Robert Brown comments on potential consequences of judge comments in libel case involving Yeo in The Sunday Times

Yeo risks Yard inquiry into ‘untruthful’ libel evidence

There is an irony that, although politicians write the law, some think themselves above it. This weekend the former MP and minister Tim Yeo, 70, faces ignominy after being found to have given untruthful evidence on oath in a libel trial.

Prompted by a complaint from a member of the public, police are looking into whether Yeo — like another former Conservative minister, Jonathan Aitken, and the former Tory deputy chairman Lord Archer — committed perjury while attempting to win substantial amounts of money in a defamation action.

In his judgment, Warby noted: “He took on an air of exasperation if not anger, which struck me as created or at least exaggerated for effect.

“This in my view was a deliberate use of a hot- tempered counter-attack as a diversionary tactic. Overall, I did not find that Mr Yeo presented convincingly.”

The judge found Yeo’s claims that he had forgotten he was attending the lunch to discuss a remunerated job as “untrue”.

Similarly, Yeo’s evidence that he did not realise he was being asked to lobby government was deemed “unreliable and untruthful” by the judge.

He found Yeo was prepared and willing “to act as a parliamentary advocate who would push for new laws to benefit the business of CGG’s [the reporters’ fake company] client, and approach ministers and civil servants to benefit that business.”
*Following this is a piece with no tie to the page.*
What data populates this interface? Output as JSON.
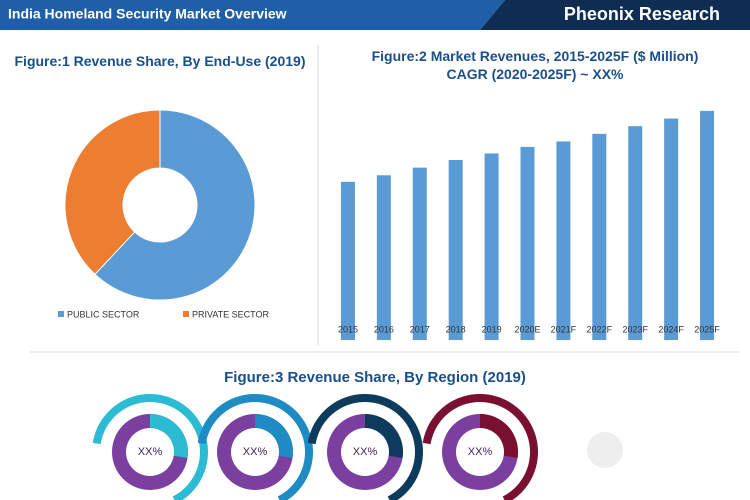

He went on: “He was prepared to do these things as part of a paid consultancy role, for which he was willing to accept £7,000 a day or more, if he felt it was justified and could negotiate it.

“His expressions of willingness reflected a preparedness to do things which, if they had been done, would clearly have involved breaches of the code.”
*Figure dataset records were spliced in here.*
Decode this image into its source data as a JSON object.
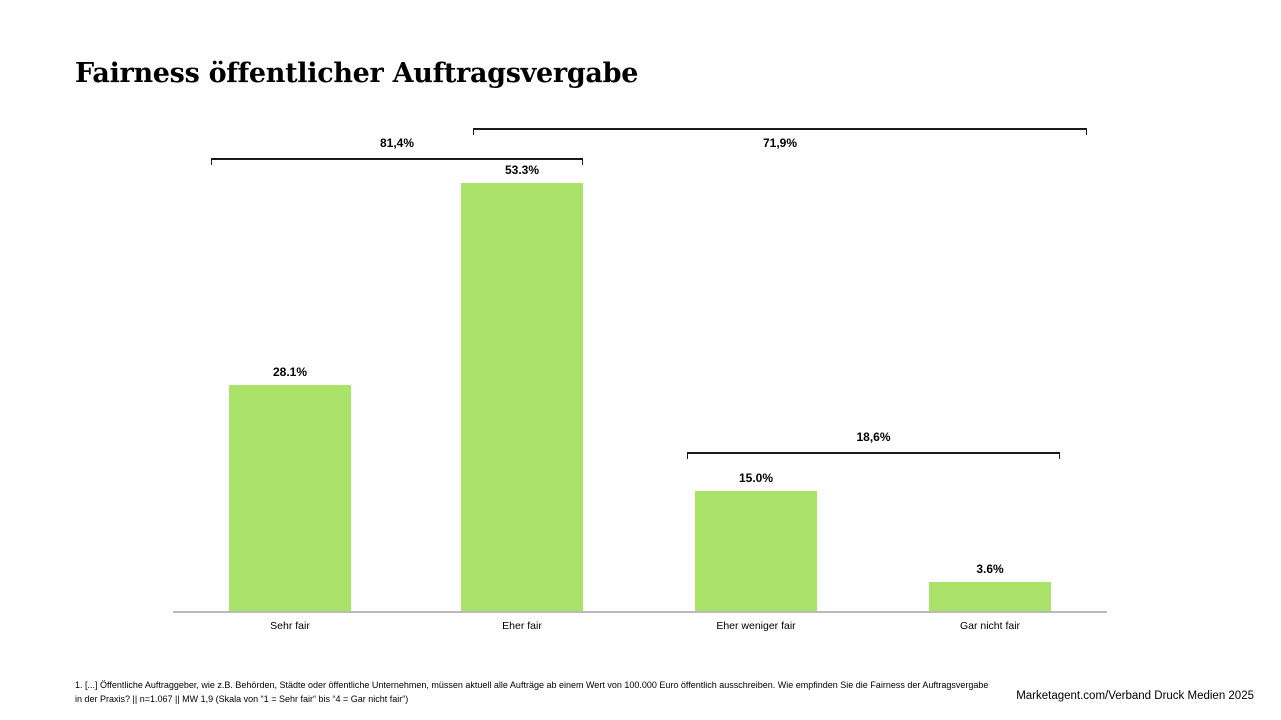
{
  "title": "Fairness öffentlicher Auftragsvergabe",
  "chart_data": {
    "type": "bar",
    "title": "Fairness öffentlicher Auftragsvergabe",
    "categories": [
      "Sehr fair",
      "Eher fair",
      "Eher weniger fair",
      "Gar nicht fair"
    ],
    "values": [
      28.1,
      53.3,
      15.0,
      3.6
    ],
    "value_labels": [
      "28.1%",
      "53.3%",
      "15.0%",
      "3.6%"
    ],
    "bar_color": "#abe26a",
    "axis_color": "#b9b9b9",
    "xlabel": "",
    "ylabel": "",
    "ylim": [
      0,
      60
    ],
    "grid": false,
    "legend": false,
    "brackets": [
      {
        "label": "81,4%",
        "span": "Sehr fair + Eher fair",
        "value": 81.4,
        "label_position": "above"
      },
      {
        "label": "71,9%",
        "span": "Eher fair + Eher weniger fair + Gar nicht fair",
        "value": 71.9,
        "label_position": "below"
      },
      {
        "label": "18,6%",
        "span": "Eher weniger fair + Gar nicht fair",
        "value": 18.6,
        "label_position": "above"
      }
    ]
  },
  "footnote": {
    "line1": "1. [...] Öffentliche Auftraggeber, wie z.B. Behörden, Städte oder öffentliche Unternehmen, müssen aktuell alle Aufträge ab einem Wert von 100.000 Euro öffentlich ausschreiben. Wie empfinden Sie die Fairness der Auftragsvergabe",
    "line2": "in der Praxis? || n=1.067 || MW 1,9 (Skala von “1 = Sehr fair“ bis “4 = Gar nicht fair“)"
  },
  "attribution": "Marketagent.com/Verband Druck Medien 2025"
}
Robert Brown, a criminal lawyer from Corker Binning, said the judge’s comments might initiate an inquiry but police would have to gather their own evidence.

Brown said: “Although the judge’s comments should not be taken as meaning that someone is guilty of a criminal offence, the fact that a senior judge has gone out of his way to give this opinion suggests that it might be matter that the Crown Prosecution Service or the police ought to look into.”